Fig 5. Euclidean distance (ED) between optimal theoretical results and empirical data as a function of r, threshold θ, and γ ₁, γ ₂.

Panels (A) and (B) refer to “wire minimization”, whereas panels (C) and (D) correspond to “spine economical maximization”. (A) Dependence of ED on r for all distributions of spine volumes for “wire volume minimization”, i.e. γ ₁ = 0. (B) ED as a function θ for r = 0.95. Blue lines correspond to Gamma (n = 2) distribution and red lines (with diamonds and squares) to Log-normal (γ ₁ = 0 for solid lines and γ ₁ = 0.65 for dashed lines). For Log-normal distribution σ = 0.3. Note that for γ ₁ > 0 ED is constant (dashed red line with blue squares), i.e. ED = 0.15. (C) Dependence of ED on γ ₂ for all distributions of spine volumes. (D) ED as a function θ. Blue lines correspond to Gamma (n = 2) distribution and red lines (with diamonds and squares) to Log-normal (γ ₂ = 0.3 for solid lines and γ ₂ = 0.65 for dashed lines).

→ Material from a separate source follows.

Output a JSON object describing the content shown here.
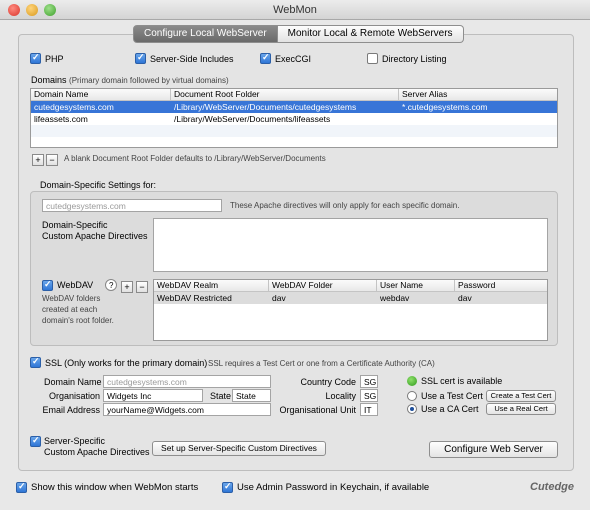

For Log-normal distribution σ = 0.25. In panels (A) and (C) θ = 0.321 μm³, and the following labels were used: Exponential distribution is shown as solid blue line, Gamma (n = 1) and Gamma (n = 2) are shown respectively as dashed green and dashdot cyan lines, Rayleigh distribution is represented by dotted black line, Log-logistic is shown as solid red line with circles, and Log-normal as solid black line with diamonds. The curves for Log-logistic and Log-normal correspond to different values of the parameters, respectively, β and σ that yield the minimal ED for a given r or γ ₂.